Project: MLMMI 2011-04

Objective

To evaluate manure separation technology under winter conditions. The physical properties of the influent manure in winter will change because of lower water usage and the temperature of influent manure. It is essential to evaluate the separation system under these conditions, especially with flocculants that have specific temperature ranges, to determine the sensitivity of the equipment to remove phosphorus under varying conditions.

Performer

Lorne Grieger
Prairie Agricultural Machinery Institute (PAMI)

Details

Status: Completed
Started: 2012-02-01
Completed: 2014-05-31

Funding Partners: who have contributed to MLMMI in support of this project: This project is funded by the Agri-Food Research and Development Initiative (ARDI) under the Canada-Manitoba Growing Forward Initiative - $28,750
Manitoba Pork Council - $73,750

Amount Funded: $102,500.00
Performer Funded: $0.00
Total Cost: $102,500.00

Activity

Final report: August 18, 2014

Summary

Note to Reader concerning Phosphorous Redistribution Projects

In order to comply with current provincial manure management regulations, livestock producers in phosphorus surplus areas of Manitoba have to implement ways to redistribute nutrients to phosphorus deficient areas. The Manitoba Livestock Manure Management Initiative (MLMMI) is undertaking a series of projects to find effective affordable solutions for producers. This report is one of these projects.

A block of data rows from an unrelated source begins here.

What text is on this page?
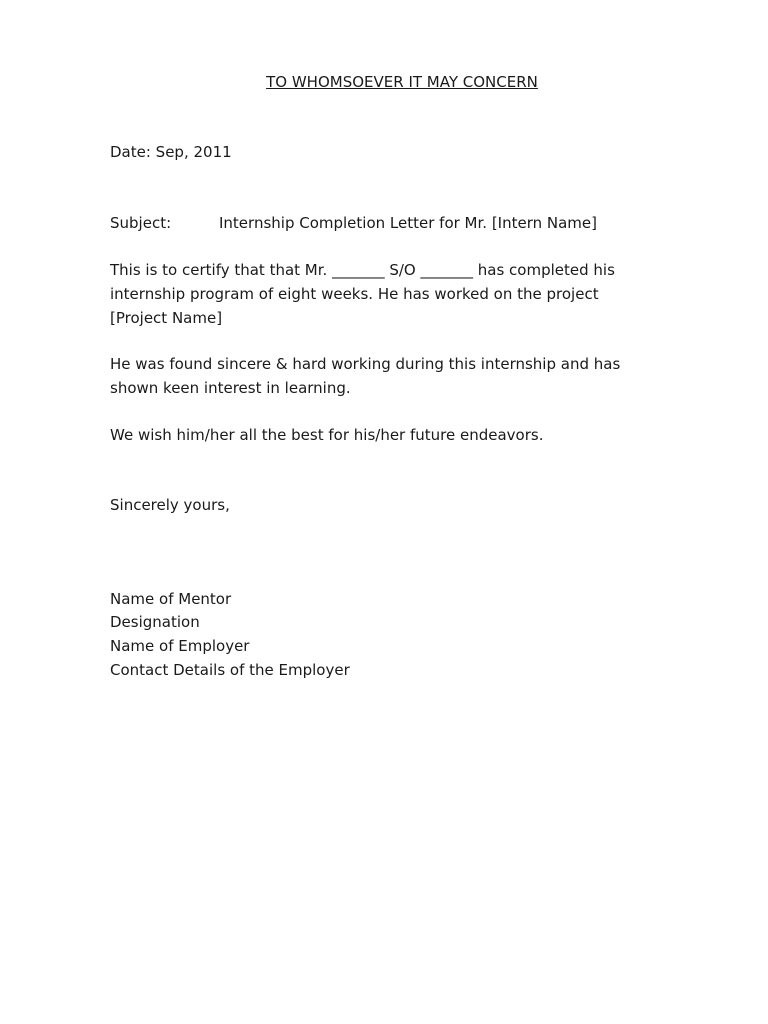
TO WHOMSOEVER IT MAY CONCERN
Date: Sep, 2011
Subject:	Internship Completion Letter for Mr. [Intern Name]
This is to certify that that Mr. _______ S/O _______ has completed his internship program of eight weeks. He has worked on the project [Project Name]
He was found sincere & hard working during this internship and has shown keen interest in learning.
We wish him/her all the best for his/her future endeavors.
Sincerely yours,
Name of Mentor
Designation
Name of Employer
Contact Details of the Employer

All options available to producers in phosphorus surplus areas are under consideration. These include but are not limited to manure separation, manure handling and storage, and liquid manure transportation. This report is only one of many options that are under consideration.

The implementation of a manure treatment system should only be considered after the phosphorus (P) content in manure has been optimized by feed strategies and crop/field management methods in areas where excess P is produced relative to the local land base. Only after all pre-treatment options have been exhausted, should a manure treatment system be considered. The cost and operating implications should be closely evaluated. Consideration should be given to manure transportation as an alternative to manure treatment.